All of these things can alter the way in which you manage and administer your
Db2 tables and table spaces.
Let’s backtrack and review the size of LOBs in a little more
depth. Each LOB instance can be up to 2G – and that is per row! Each LOB table space
can have as many as 254 different data sets with a DSSIZE from 2G to 64G each
for a total of about 16 terabytes (TB). This is per partition, so if there are
4096 partitions, then the total size for a single LOB is
over 66,000 TB. That is big!
Unless all of your LOB data is static – meaning it never
changes – the size of your LOB data sets will continue to grow. Are you
prepared for running utilities on such large table spaces?
When you drop a LOB column from a base table, DB2 will not
automatically clean up LOB table spaces. After removing the LOB column you can
either drop the LOB table space yourself explicitly, or perhaps reuse it for
another LOB.
And finally, LOB columns are not really updated. The old
version of the LOB is de-allocated, and a new LOB is allocated. So LOBs are a bit
different than the traditional data we are used to managing.
What can go wrong
with LOBs?
Errors with LOBS
occur when there are inconsistencies between the components of the LOB. We
all know that “normal” Db2 indexes can be inconsistent with their associated
table, but the issues are multiplied for LOB indexes:
- The ROWID-Version number in the base table row may not be found in the LOB index.
- There may be entries in the LOB index that are not referenced by any row in the base table.
- The LOB data itself may not be where the LOB index points to.
- There may be LOBs in the LOB table space that are not referenced by the LOB index.
CHECK DATA can be used to find errors 1 and 2 (from the list
above); CHECK LOB can be used to find errors 3 and 4. But it is possible that CHECK
LOB will convert a type 4 error into a type 2 error, so proceed with caution.
Then there is the issue of LOB index consistency.

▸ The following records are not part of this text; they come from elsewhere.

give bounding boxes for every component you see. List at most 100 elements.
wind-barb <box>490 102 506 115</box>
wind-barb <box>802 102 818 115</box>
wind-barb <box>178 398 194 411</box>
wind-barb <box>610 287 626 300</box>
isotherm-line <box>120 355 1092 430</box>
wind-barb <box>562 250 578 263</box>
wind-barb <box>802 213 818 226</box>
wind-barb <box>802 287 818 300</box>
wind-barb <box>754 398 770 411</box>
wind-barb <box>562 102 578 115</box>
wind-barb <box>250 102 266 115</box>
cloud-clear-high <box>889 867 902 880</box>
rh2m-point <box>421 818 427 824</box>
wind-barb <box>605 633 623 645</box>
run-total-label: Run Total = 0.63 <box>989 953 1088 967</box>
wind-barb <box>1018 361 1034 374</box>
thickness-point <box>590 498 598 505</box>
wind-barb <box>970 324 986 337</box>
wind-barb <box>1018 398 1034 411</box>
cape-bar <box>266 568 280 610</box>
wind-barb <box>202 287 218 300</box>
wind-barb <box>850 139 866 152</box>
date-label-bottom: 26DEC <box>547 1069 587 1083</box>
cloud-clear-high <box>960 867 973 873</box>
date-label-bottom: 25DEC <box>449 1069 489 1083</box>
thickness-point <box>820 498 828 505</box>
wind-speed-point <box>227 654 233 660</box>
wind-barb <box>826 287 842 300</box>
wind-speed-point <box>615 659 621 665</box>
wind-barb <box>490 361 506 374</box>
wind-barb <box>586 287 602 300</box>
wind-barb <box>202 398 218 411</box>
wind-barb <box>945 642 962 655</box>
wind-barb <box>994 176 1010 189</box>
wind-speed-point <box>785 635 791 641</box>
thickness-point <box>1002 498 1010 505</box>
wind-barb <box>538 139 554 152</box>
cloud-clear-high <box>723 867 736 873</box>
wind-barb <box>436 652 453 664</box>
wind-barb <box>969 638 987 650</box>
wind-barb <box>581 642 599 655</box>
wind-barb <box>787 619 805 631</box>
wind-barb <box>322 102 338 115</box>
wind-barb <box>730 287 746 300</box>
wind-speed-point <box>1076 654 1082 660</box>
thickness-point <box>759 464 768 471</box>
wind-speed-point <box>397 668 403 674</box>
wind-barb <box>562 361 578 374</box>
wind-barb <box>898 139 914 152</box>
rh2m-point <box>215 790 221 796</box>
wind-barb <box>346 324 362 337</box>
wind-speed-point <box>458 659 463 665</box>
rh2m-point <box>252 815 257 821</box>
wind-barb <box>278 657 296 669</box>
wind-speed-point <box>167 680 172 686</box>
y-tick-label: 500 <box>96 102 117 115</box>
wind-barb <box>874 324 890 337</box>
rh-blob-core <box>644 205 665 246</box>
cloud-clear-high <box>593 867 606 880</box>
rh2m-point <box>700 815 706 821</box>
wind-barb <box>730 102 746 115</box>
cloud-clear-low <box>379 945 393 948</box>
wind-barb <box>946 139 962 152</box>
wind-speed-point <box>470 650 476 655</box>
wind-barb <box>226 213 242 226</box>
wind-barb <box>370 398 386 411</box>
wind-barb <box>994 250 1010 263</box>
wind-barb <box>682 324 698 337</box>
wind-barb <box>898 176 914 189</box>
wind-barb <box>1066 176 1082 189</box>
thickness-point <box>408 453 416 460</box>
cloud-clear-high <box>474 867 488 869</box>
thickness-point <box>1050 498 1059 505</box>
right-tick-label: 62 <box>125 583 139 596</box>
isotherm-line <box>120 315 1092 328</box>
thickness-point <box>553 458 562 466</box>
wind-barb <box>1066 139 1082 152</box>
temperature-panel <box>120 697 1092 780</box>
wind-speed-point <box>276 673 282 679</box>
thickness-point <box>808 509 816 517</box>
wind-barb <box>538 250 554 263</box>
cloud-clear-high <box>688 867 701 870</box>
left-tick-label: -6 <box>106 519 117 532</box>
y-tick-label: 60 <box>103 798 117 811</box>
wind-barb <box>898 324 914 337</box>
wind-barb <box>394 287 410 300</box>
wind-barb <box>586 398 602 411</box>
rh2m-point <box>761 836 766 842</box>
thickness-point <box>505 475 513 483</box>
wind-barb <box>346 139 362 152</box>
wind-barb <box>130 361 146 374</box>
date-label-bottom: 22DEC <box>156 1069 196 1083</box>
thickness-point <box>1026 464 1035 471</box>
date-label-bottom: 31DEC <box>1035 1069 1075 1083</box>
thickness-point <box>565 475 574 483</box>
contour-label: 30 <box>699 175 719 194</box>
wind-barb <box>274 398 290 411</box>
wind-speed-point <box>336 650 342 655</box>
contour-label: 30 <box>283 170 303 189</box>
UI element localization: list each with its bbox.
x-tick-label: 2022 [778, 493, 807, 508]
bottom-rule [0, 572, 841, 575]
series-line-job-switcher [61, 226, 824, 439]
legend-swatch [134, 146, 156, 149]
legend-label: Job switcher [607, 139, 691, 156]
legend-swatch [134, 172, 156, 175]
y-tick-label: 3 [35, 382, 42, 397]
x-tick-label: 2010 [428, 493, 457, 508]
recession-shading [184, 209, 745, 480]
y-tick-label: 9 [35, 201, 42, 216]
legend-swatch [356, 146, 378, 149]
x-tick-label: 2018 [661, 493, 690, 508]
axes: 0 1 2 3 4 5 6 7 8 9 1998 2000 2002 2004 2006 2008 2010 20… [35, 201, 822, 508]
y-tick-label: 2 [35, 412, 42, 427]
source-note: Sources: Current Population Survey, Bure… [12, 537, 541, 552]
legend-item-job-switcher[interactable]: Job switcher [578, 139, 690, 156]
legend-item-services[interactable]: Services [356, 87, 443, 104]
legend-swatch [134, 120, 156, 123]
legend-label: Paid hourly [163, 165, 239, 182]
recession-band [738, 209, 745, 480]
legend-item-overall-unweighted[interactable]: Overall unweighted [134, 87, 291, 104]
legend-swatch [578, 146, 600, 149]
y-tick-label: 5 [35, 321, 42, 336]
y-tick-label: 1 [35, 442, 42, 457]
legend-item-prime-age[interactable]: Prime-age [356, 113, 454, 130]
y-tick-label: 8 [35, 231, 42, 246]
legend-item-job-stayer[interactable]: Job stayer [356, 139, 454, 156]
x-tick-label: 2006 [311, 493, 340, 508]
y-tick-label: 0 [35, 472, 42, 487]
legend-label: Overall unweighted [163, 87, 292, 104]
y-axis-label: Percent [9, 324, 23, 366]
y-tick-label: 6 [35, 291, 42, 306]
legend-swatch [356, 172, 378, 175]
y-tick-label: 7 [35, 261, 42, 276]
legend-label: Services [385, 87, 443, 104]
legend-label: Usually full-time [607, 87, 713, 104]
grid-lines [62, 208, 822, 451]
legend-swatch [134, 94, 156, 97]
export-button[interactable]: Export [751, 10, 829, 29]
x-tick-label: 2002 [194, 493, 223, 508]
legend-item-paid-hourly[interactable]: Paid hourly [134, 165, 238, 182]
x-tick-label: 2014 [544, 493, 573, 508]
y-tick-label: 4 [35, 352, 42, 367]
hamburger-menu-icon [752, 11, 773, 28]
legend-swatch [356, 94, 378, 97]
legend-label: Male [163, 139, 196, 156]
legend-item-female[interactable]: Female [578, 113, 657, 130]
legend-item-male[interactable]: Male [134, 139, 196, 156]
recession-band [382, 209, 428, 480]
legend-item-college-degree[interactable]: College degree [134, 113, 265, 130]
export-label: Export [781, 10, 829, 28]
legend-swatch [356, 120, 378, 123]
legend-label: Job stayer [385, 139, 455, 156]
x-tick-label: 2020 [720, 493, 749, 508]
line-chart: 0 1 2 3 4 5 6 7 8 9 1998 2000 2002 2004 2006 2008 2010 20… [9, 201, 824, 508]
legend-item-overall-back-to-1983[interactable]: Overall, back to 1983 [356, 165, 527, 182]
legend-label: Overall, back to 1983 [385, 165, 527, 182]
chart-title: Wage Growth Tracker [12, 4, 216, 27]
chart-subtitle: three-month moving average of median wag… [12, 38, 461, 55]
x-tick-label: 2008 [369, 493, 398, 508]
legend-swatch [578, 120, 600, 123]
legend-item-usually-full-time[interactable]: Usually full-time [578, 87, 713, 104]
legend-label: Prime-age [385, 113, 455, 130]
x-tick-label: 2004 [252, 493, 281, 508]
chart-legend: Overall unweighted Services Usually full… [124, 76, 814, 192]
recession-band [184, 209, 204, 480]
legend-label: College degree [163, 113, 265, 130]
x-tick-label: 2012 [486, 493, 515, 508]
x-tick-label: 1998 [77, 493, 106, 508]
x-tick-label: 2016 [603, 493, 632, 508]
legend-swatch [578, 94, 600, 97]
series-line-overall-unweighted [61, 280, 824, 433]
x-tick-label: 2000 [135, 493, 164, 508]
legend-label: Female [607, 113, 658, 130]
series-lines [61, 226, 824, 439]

If the LOB
index is inconsistent with the base table data, the LOB data cannot be
accessed. There is no direct access to the LOB table space except through the
LOB index. If the LOB index is inconsistent with the LOB table space, Db2 will
get errors trying to access the LOB data for that row.
Maintaining LOBs
Db2 maintains LOB data in the LOB table space using a
hierarchical structure.
LOB data in the LOB table space can be distributed over many
different pages of the LOB table space. Remember, this LOB data is very large. Db2 uses a structure of map pages to point to data pages. At the top is the first
map page and it is this page number that is stored in the LOB index. This first
map page contains a list of pages, which can be other map pages and data pages.
It also contains the total size of the LOB data. If all the data pages are not
referenced by map pages or if the map pages are not properly referenced by a
higher level map page, LOB data will be
lost.
With all of these pointers and structures to maintain, there are a variety of things that can go wrong. To verify that your LOBs are structurally sound you must run a series of DB2 utilities, in the following order:
- Run CHECK DATA to verify that the ID fields specified in the base table are also found in the LOB index.
- Run CHECK INDEX to verify that the LOB index is valid.
- Run CHECK LOB to verify that the internal structure of the LOB table space is sound.
The Bottom Line
Business and industry trends dictate that unstructured data,
in the form of LOBs, is increasingly being stored in our Db2 databases. This
type of data is different than traditional, structured data and must be managed
with these differences in mind. To do so requires in-depth knowledge and
planning to avoid inconsistencies and errors.